Tons. Check out the plantfinder on this site. There are many pink & red species that complement the greens very well.


----------



## rohape (Feb 7, 2005)

go to the "Plantfinder" on this site. under the search criteria labeled "Aquascape Placement" select "Red". that will bring up all sorts of shades of reds, purples, browns. now if your looking for blue, hot pink, orange etc. you'll have to go plastic or silk.

Just to make it real easy for you. 
http://www.aquaticplantcentral.com/forumapc/plantfinder/index.php


----------



## rohape (Feb 7, 2005)

wow, simultaneous posting.


----------



## yildirim (Nov 25, 2004)

Hi,

Different colored plants have different requirements regarding to many green low tech plants. I would suggest you first decide how tech of a tank you want to keep and what would be your parameters (inc. ferts, light, co2...). Only after that you can select some plants, otherwise it would not be a wice decision to put some demanding plants in low tech or starter tank.

YILDIRIM


----------



## John N. (Dec 11, 2005)

rohape said:


> wow, simultaneous posting.


I believe they call that a ninja posting: when someone posts right before you with the same advice  You got Ninja..

Anyways, yes check out the plant finder. There are many shades of reds oranges and purples you can chose from. The colored type plants tend to need more light and CO2 to thrive. _P.gayi_ is a nice plant that has shades of green and a light brown.

-John N.


----------



## Blazerfrs (Feb 3, 2006)

Crypts are fairly easy, do not require high light or CO2 (but they like it), and are commonly availible in reds and browns.
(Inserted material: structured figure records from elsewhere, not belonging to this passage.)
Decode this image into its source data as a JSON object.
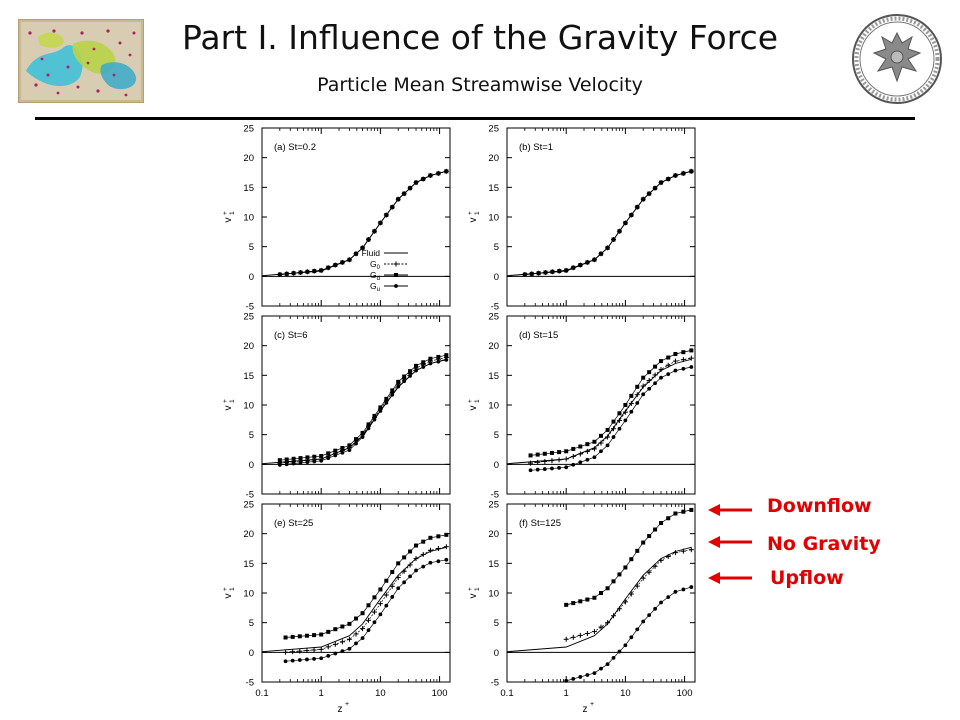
{
  "header": {
    "title": "Part I. Influence of the Gravity Force",
    "subtitle": "Particle Mean Streamwise Velocity"
  },
  "legend": [
    "Fluid",
    "G0",
    "Gd",
    "Gu"
  ],
  "annotations": [
    "Downflow",
    "No Gravity",
    "Upflow"
  ],
  "colors": {
    "annotation": "#e00000",
    "plot": "#000000"
  },
  "chart_data": [
    {
      "type": "line",
      "panel_label": "(a) St=0.2",
      "xlabel": "z+",
      "ylabel": "v1+",
      "xscale": "log",
      "xlim": [
        0.1,
        150
      ],
      "ylim": [
        -5,
        25
      ],
      "x_ticks": [
        "0.1",
        "1",
        "10",
        "100"
      ],
      "y_ticks": [
        "-5",
        "0",
        "5",
        "10",
        "15",
        "20",
        "25"
      ],
      "series": [
        {
          "name": "Fluid",
          "z": [
            0.1,
            1,
            3,
            5,
            10,
            20,
            40,
            70,
            130
          ],
          "v": [
            0.1,
            0.9,
            2.8,
            4.8,
            9.0,
            13.0,
            15.8,
            17.0,
            17.7
          ]
        },
        {
          "name": "G0",
          "z": [
            0.2,
            1,
            3,
            5,
            10,
            20,
            40,
            70,
            130
          ],
          "v": [
            0.3,
            1.0,
            2.8,
            4.8,
            9.0,
            13.0,
            15.8,
            17.0,
            17.7
          ]
        },
        {
          "name": "Gd",
          "z": [
            0.2,
            1,
            3,
            5,
            10,
            20,
            40,
            70,
            130
          ],
          "v": [
            0.3,
            1.0,
            2.8,
            4.8,
            9.0,
            13.0,
            15.8,
            17.0,
            17.7
          ]
        },
        {
          "name": "Gu",
          "z": [
            0.2,
            1,
            3,
            5,
            10,
            20,
            40,
            70,
            130
          ],
          "v": [
            0.3,
            1.0,
            2.8,
            4.8,
            9.0,
            13.0,
            15.8,
            17.0,
            17.7
          ]
        }
      ]
    },
    {
      "type": "line",
      "panel_label": "(b) St=1",
      "xlabel": "z+",
      "ylabel": "v1+",
      "xscale": "log",
      "xlim": [
        0.1,
        150
      ],
      "ylim": [
        -5,
        25
      ],
      "x_ticks": [
        "0.1",
        "1",
        "10",
        "100"
      ],
      "y_ticks": [
        "-5",
        "0",
        "5",
        "10",
        "15",
        "20",
        "25"
      ],
      "series": [
        {
          "name": "Fluid",
          "z": [
            0.1,
            1,
            3,
            5,
            10,
            20,
            40,
            70,
            130
          ],
          "v": [
            0.1,
            0.9,
            2.8,
            4.8,
            9.0,
            13.0,
            15.8,
            17.0,
            17.7
          ]
        },
        {
          "name": "G0",
          "z": [
            0.2,
            1,
            3,
            5,
            10,
            20,
            40,
            70,
            130
          ],
          "v": [
            0.3,
            1.0,
            2.8,
            4.8,
            9.0,
            13.0,
            15.8,
            17.0,
            17.7
          ]
        },
        {
          "name": "Gd",
          "z": [
            0.2,
            1,
            3,
            5,
            10,
            20,
            40,
            70,
            130
          ],
          "v": [
            0.3,
            1.0,
            2.8,
            4.8,
            9.0,
            13.0,
            15.8,
            17.0,
            17.7
          ]
        },
        {
          "name": "Gu",
          "z": [
            0.2,
            1,
            3,
            5,
            10,
            20,
            40,
            70,
            130
          ],
          "v": [
            0.3,
            1.0,
            2.8,
            4.8,
            9.0,
            13.0,
            15.8,
            17.0,
            17.7
          ]
        }
      ]
    },
    {
      "type": "line",
      "panel_label": "(c) St=6",
      "xlabel": "z+",
      "ylabel": "v1+",
      "xscale": "log",
      "xlim": [
        0.1,
        150
      ],
      "ylim": [
        -5,
        25
      ],
      "x_ticks": [
        "0.1",
        "1",
        "10",
        "100"
      ],
      "y_ticks": [
        "-5",
        "0",
        "5",
        "10",
        "15",
        "20",
        "25"
      ],
      "series": [
        {
          "name": "Fluid",
          "z": [
            0.1,
            1,
            3,
            5,
            10,
            20,
            40,
            70,
            130
          ],
          "v": [
            0.1,
            0.9,
            2.8,
            4.8,
            9.0,
            13.0,
            15.8,
            17.0,
            17.7
          ]
        },
        {
          "name": "G0",
          "z": [
            0.2,
            1,
            3,
            5,
            10,
            20,
            40,
            70,
            130
          ],
          "v": [
            0.2,
            0.9,
            2.8,
            5.0,
            9.3,
            13.5,
            16.2,
            17.4,
            18.0
          ]
        },
        {
          "name": "Gd",
          "z": [
            0.2,
            1,
            3,
            5,
            10,
            20,
            40,
            70,
            130
          ],
          "v": [
            0.7,
            1.4,
            3.2,
            5.3,
            9.6,
            13.9,
            16.6,
            17.8,
            18.4
          ]
        },
        {
          "name": "Gu",
          "z": [
            0.2,
            1,
            3,
            5,
            10,
            20,
            40,
            70,
            130
          ],
          "v": [
            -0.1,
            0.6,
            2.4,
            4.6,
            9.0,
            13.1,
            15.8,
            17.0,
            17.6
          ]
        }
      ]
    },
    {
      "type": "line",
      "panel_label": "(d) St=15",
      "xlabel": "z+",
      "ylabel": "v1+",
      "xscale": "log",
      "xlim": [
        0.1,
        150
      ],
      "ylim": [
        -5,
        25
      ],
      "x_ticks": [
        "0.1",
        "1",
        "10",
        "100"
      ],
      "y_ticks": [
        "-5",
        "0",
        "5",
        "10",
        "15",
        "20",
        "25"
      ],
      "series": [
        {
          "name": "Fluid",
          "z": [
            0.1,
            1,
            3,
            5,
            10,
            20,
            40,
            70,
            130
          ],
          "v": [
            0.1,
            0.9,
            2.8,
            4.8,
            9.0,
            13.0,
            15.8,
            17.0,
            17.7
          ]
        },
        {
          "name": "G0",
          "z": [
            0.25,
            1,
            3,
            5,
            10,
            20,
            40,
            70,
            130
          ],
          "v": [
            0.2,
            0.9,
            2.6,
            4.6,
            8.8,
            13.2,
            16.0,
            17.4,
            17.9
          ]
        },
        {
          "name": "Gd",
          "z": [
            0.25,
            1,
            3,
            5,
            10,
            20,
            40,
            70,
            130
          ],
          "v": [
            1.5,
            2.2,
            3.8,
            5.8,
            10.0,
            14.6,
            17.4,
            18.6,
            19.2
          ]
        },
        {
          "name": "Gu",
          "z": [
            0.25,
            1,
            3,
            5,
            10,
            20,
            40,
            70,
            130
          ],
          "v": [
            -1.0,
            -0.5,
            1.2,
            3.2,
            7.4,
            11.8,
            14.6,
            15.8,
            16.4
          ]
        }
      ]
    },
    {
      "type": "line",
      "panel_label": "(e) St=25",
      "xlabel": "z+",
      "ylabel": "v1+",
      "xscale": "log",
      "xlim": [
        0.1,
        150
      ],
      "ylim": [
        -5,
        25
      ],
      "x_ticks": [
        "0.1",
        "1",
        "10",
        "100"
      ],
      "y_ticks": [
        "-5",
        "0",
        "5",
        "10",
        "15",
        "20",
        "25"
      ],
      "series": [
        {
          "name": "Fluid",
          "z": [
            0.1,
            1,
            3,
            5,
            10,
            20,
            40,
            70,
            130
          ],
          "v": [
            0.1,
            0.9,
            2.8,
            4.8,
            9.0,
            13.0,
            15.8,
            17.0,
            17.7
          ]
        },
        {
          "name": "G0",
          "z": [
            0.25,
            1,
            3,
            5,
            10,
            20,
            40,
            70,
            130
          ],
          "v": [
            0.0,
            0.5,
            2.2,
            4.0,
            8.2,
            12.6,
            15.8,
            17.2,
            17.8
          ]
        },
        {
          "name": "Gd",
          "z": [
            0.25,
            1,
            3,
            5,
            10,
            20,
            40,
            70,
            130
          ],
          "v": [
            2.5,
            3.0,
            4.8,
            6.6,
            10.6,
            15.0,
            18.0,
            19.3,
            19.8
          ]
        },
        {
          "name": "Gu",
          "z": [
            0.25,
            1,
            3,
            5,
            10,
            20,
            40,
            70,
            130
          ],
          "v": [
            -1.5,
            -1.0,
            0.6,
            2.4,
            6.4,
            10.8,
            13.8,
            15.1,
            15.6
          ]
        }
      ]
    },
    {
      "type": "line",
      "panel_label": "(f) St=125",
      "xlabel": "z+",
      "ylabel": "v1+",
      "xscale": "log",
      "xlim": [
        0.1,
        150
      ],
      "ylim": [
        -5,
        25
      ],
      "x_ticks": [
        "0.1",
        "1",
        "10",
        "100"
      ],
      "y_ticks": [
        "-5",
        "0",
        "5",
        "10",
        "15",
        "20",
        "25"
      ],
      "series": [
        {
          "name": "Fluid",
          "z": [
            0.1,
            1,
            3,
            5,
            10,
            20,
            40,
            70,
            130
          ],
          "v": [
            0.1,
            0.9,
            2.8,
            4.8,
            9.0,
            13.0,
            15.8,
            17.0,
            17.7
          ]
        },
        {
          "name": "G0",
          "z": [
            1,
            3,
            5,
            10,
            20,
            40,
            70,
            130
          ],
          "v": [
            2.2,
            3.5,
            5.0,
            8.5,
            12.5,
            15.5,
            16.8,
            17.3
          ]
        },
        {
          "name": "Gd",
          "z": [
            1,
            3,
            5,
            10,
            20,
            40,
            70,
            130
          ],
          "v": [
            8.0,
            9.2,
            10.8,
            14.3,
            18.5,
            21.8,
            23.4,
            24.0
          ]
        },
        {
          "name": "Gu",
          "z": [
            1,
            3,
            5,
            10,
            20,
            40,
            70,
            130
          ],
          "v": [
            -4.8,
            -3.5,
            -2.0,
            1.2,
            5.2,
            8.4,
            10.2,
            11.0
          ]
        }
      ]
    }
  ]
}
Also Alternanthera reineckii come in nive reds and even kinda orange-y shades, and is a fairly easy, fast growing plant


----------



## medowance (Mar 3, 2006)

Are these colour plants basically have the same property with green plant?? I mean water condition, ferts, etc...... Very hard to get in my country. Most of the time needed to wait for these plants (dunno where they get supply from) and Azoo ferts got differentiate normal plants and red plants. why?? How durable are they from attacks??

Thanks in advance.


----------



## JaySilverman (Jun 19, 2005)

lol I have trouble finding plants that aren't colourful. I find it hard to find interesting green plants.


----------



## Blazerfrs (Feb 3, 2006)

Red/brown plants vary in dificulty and hardiness just like regular green plants do. As i said before, there are many red and brown (and interesting green) crypt species availible that are quite hardy and tolerant of low light. I have not heard of fish nibbling on them either, if theis is what you mean by attacks.


----------